Quantitative extrapolation from single-tags (QuEST) immunofluorescence microscopy to derive TCR signalosome stoichiometries in human primary T cells

Upon T cell receptor (TCR) engagement, a T cell forms an immunological synapse (IS) with an antigen-presenting cell (APC), which can be mimicked by purified ligands on supported lipid bilayers (SLBs)1,2. Microvilli actively scan the surface; upon initial engagement, F-actin-dependent TCR microclusters form, and the central supramolecular activation cluster (cSMAC) sustains TCR signaling in CD8 T cells3,4. Although signaling activities within the IS have been observed qualitatively through total internal reflection immunofluorescence microscopy5-7, the stoichiometric relationships among the components of the TCR signalosome remain unknown.
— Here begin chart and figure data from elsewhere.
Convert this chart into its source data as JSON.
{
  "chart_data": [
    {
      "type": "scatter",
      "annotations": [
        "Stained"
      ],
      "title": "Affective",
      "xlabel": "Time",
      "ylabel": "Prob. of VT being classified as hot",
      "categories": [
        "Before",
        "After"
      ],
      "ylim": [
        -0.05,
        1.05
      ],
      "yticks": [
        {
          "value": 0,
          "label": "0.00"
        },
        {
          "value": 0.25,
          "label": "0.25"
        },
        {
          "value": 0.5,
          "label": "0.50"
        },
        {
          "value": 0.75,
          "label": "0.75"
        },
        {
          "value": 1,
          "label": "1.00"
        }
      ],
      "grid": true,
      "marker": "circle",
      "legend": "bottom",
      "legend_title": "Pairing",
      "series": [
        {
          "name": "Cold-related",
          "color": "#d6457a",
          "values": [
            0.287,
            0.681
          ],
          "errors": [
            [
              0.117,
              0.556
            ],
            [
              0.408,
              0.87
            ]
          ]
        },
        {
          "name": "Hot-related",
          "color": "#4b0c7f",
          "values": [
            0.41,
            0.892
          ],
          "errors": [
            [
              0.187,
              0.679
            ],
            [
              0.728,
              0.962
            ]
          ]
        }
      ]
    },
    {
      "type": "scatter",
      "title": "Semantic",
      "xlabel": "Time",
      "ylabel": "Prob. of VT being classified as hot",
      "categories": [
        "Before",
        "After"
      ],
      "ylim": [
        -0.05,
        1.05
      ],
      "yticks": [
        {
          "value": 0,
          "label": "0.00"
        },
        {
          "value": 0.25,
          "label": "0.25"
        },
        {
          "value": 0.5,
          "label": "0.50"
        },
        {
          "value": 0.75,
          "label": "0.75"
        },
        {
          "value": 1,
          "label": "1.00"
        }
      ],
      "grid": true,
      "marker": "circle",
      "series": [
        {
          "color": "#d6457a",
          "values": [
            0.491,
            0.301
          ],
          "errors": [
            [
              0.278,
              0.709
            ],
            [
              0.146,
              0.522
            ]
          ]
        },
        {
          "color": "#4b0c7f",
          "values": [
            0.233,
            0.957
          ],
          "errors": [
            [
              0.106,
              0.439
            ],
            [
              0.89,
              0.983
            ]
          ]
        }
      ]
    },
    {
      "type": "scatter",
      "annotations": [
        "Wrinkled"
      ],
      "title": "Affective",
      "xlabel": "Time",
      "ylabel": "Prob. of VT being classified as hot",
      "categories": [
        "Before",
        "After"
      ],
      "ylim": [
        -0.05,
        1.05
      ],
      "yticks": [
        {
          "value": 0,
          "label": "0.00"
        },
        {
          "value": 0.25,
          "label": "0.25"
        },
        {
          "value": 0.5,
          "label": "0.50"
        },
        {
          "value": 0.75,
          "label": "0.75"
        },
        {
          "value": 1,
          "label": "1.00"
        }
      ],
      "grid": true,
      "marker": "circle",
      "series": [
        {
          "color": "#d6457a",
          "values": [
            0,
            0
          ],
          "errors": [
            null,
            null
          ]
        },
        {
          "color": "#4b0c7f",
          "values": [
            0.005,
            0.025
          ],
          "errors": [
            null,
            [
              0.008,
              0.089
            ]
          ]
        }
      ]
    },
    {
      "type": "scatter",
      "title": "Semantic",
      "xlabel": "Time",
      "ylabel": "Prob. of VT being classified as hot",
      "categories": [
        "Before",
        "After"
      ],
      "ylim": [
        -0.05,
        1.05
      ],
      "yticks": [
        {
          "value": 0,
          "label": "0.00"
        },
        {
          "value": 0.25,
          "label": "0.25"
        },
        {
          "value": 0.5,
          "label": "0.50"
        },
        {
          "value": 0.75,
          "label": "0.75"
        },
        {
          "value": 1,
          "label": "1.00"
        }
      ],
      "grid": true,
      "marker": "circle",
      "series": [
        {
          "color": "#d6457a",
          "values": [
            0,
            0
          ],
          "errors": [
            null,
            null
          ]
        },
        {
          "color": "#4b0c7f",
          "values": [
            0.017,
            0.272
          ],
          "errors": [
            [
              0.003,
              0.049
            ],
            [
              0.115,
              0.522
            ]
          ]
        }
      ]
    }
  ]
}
In this study, we employed a two-step approach to quantify the components of the TCR signalosome. First, Jurkat cell lines expressing GFP-tagged proteins on a knockout background were used to calibrate fluorescence intensity (IF) signals against molecular copy numbers, based on measurements of single-tag signals and multiple corrections. In the second step, this calibration was applied to determine the stoichiometries of key TCR signalosome components, including TCR, CD8, CD28, CD45, PD-1, Lck, ZAP-70, LAT, and PLC{gamma}1, across scanning, early activation, and sustained activation states in human primary T cells. We refer to the method as quantitative extrapolation from single-tags (QuEST) immunofluorescence microscopy. Applying the QuEST, we were surprised to find that the ZAP-70:TCR ratio in microclusters and the cSMAC was 1:1, far from the potential 10:1 ratio. Nanoscale structures of the TCR signalosome were further captured using direct stochastic optical reconstruction microscopy (dSTORM), confirming that ZAP-70 was strongly co-localized with the TCR. Moreover, we applied QuEST to confirm the presence of T cell intrinsic CD28 recruitment, independent of CD80 or CD86 on SLBs, during TCR activation. This T cell intrinsic CD28 recruitment could be disrupted through engagement of PD-1 with PD-L1 on SLBs. This shows that PD-1 engagement can disrupt T cell intrinsic CD28 costimulation. QuEST provides a broadly applicable pipeline for quantitative analysis of TCR signalosomes in human primary cells, enabling a quantitative basis for the rational manipulation and engineering of the TCR signalosome in immunotherapies.